C'est coupé de ruisseaux qui ne sont pas minces, et voilà que je ne sais
plus où nous sommes. Comme ça tombe, mille millions de diables! voilà
juste le temps qu'il faisait le soir qu'Émile est arrivé dans ce pays-ci.
Je l'ai rencontré sous une grosse pierre où il s'était mis à l'abri, et je
ne savais guère qu'en m'appuyant là je mettais la main sur un ami, sur un
vrai cœur d'homme, sur un trésor!

--Tu lui es donc fort, attaché? Il avait essayé de me parler de toi bien
souvent ...

--Et vous ne vouliez pas le laisser dire? Je m'en doute. Tenez, c'est un
homme comme vous, pas plus fier au fond de l'âme, et aussi prêt à donner sa
vie que sa bourse pour les malheureux. Seulement, il ne se fâche pas pour
rien, et quand il vous a dit une bonne parole, on ne craint pas qu'il vous
allonge un coup de trique.

--Oh! je sais qu'il est beaucoup meilleur; et surtout plus aimable que moi.
Si tu le vois ce soir ou demain matin, apporte-moi de ses nouvelles;
dis-lui de venir me voir, je suis accablé de ses chagrins.

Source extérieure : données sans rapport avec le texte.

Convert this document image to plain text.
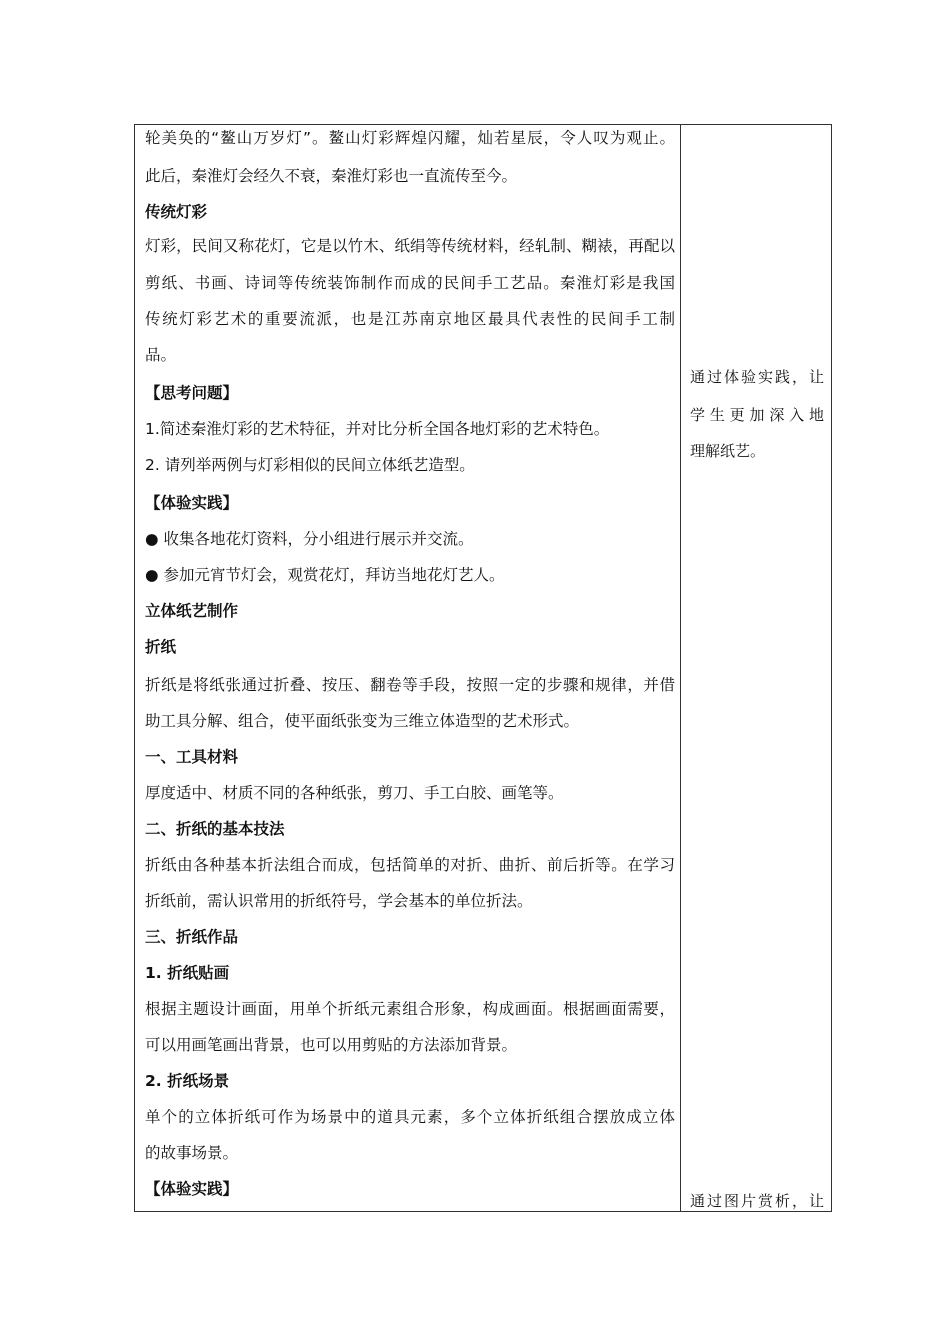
轮美奂的“鳌山万岁灯”。鳌山灯彩辉煌闪耀，灿若星辰，令人叹为观止。
此后，秦淮灯会经久不衰，秦淮灯彩也一直流传至今。
传统灯彩
灯彩，民间又称花灯，它是以竹木、纸绢等传统材料，经轧制、糊裱，再配以
剪纸、书画、诗词等传统装饰制作而成的民间手工艺品。秦淮灯彩是我国
传统灯彩艺术的重要流派，也是江苏南京地区最具代表性的民间手工制
品。
【思考问题】
1.简述秦淮灯彩的艺术特征，并对比分析全国各地灯彩的艺术特色。
2. 请列举两例与灯彩相似的民间立体纸艺造型。
【体验实践】
● 收集各地花灯资料，分小组进行展示并交流。
● 参加元宵节灯会，观赏花灯，拜访当地花灯艺人。
立体纸艺制作
折纸
折纸是将纸张通过折叠、按压、翻卷等手段，按照一定的步骤和规律，并借
助工具分解、组合，使平面纸张变为三维立体造型的艺术形式。
一、工具材料
厚度适中、材质不同的各种纸张，剪刀、手工白胶、画笔等。
二、折纸的基本技法
折纸由各种基本折法组合而成，包括简单的对折、曲折、前后折等。在学习
折纸前，需认识常用的折纸符号，学会基本的单位折法。
三、折纸作品
1. 折纸贴画
根据主题设计画面，用单个折纸元素组合形象，构成画面。根据画面需要，
可以用画笔画出背景，也可以用剪贴的方法添加背景。
2. 折纸场景
单个的立体折纸可作为场景中的道具元素，多个立体折纸组合摆放成立体
的故事场景。
【体验实践】
通过体验实践，让
学生更加深入地
理解纸艺。
通过图片赏析，让
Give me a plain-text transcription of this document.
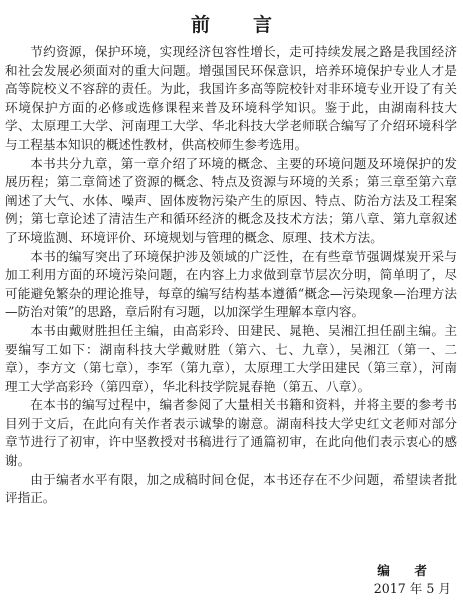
前　言

节约资源，保护环境，实现经济包容性增长，走可持续发展之路是我国经济和社会发展必须面对的重大问题。增强国民环保意识，培养环境保护专业人才是高等院校义不容辞的责任。为此，我国许多高等院校针对非环境专业开设了有关环境保护方面的必修或选修课程来普及环境科学知识。鉴于此，由湖南科技大学、太原理工大学、河南理工大学、华北科技大学老师联合编写了介绍环境科学与工程基本知识的概述性教材，供高校师生参考选用。

本书共分九章，第一章介绍了环境的概念、主要的环境问题及环境保护的发展历程；第二章简述了资源的概念、特点及资源与环境的关系；第三章至第六章阐述了大气、水体、噪声、固体废物污染产生的原因、特点、防治方法及工程案例；第七章论述了清洁生产和循环经济的概念及技术方法；第八章、第九章叙述了环境监测、环境评价、环境规划与管理的概念、原理、技术方法。

本书的编写突出了环境保护涉及领域的广泛性，在有些章节强调煤炭开采与加工利用方面的环境污染问题，在内容上力求做到章节层次分明，简单明了，尽可能避免繁杂的理论推导，每章的编写结构基本遵循“概念—污染现象—治理方法—防治对策”的思路，章后附有习题，以加深学生理解本章内容。

本书由戴财胜担任主编，由高彩玲、田建民、晁艳、吴湘江担任副主编。主要编写工如下：湖南科技大学戴财胜（第六、七、九章），吴湘江（第一、二章），李方文（第七章），李军（第九章），太原理工大学田建民（第三章），河南理工大学高彩玲（第四章），华北科技学院晁春艳（第五、八章）。

在本书的编写过程中，编者参阅了大量相关书籍和资料，并将主要的参考书目列于文后，在此向有关作者表示诚挚的谢意。湖南科技大学史红文老师对部分章节进行了初审，许中坚教授对书稿进行了通篇初审，在此向他们表示衷心的感谢。

由于编者水平有限，加之成稿时间仓促，本书还存在不少问题，希望读者批评指正。

编　者
2017 年 5 月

--Et moi aussi; mais j'ai meilleure espérance que lui et vous. Pourtant, si
j'étais riche comme vous ...

--Que ferais-tu?

--Je ne sais; mais l'argent arrange tout avec des gens de l'étoffe du père
Cardonnet. Si vous vouliez l'embarquer dans quelque gros marché et y
sacrifier quelques centaines de mille francs, vous qui avez trois ou quatre
millions, et pas d'enfants! Il n'est pas si riche qu'il en a l'air, lui! Il
se fait peut-être plus de revenu que vous, mais son fonds n'est guère gros,
que je crois!

--Ainsi, tu approuverais qu'on lui achetât la liberté de son fils?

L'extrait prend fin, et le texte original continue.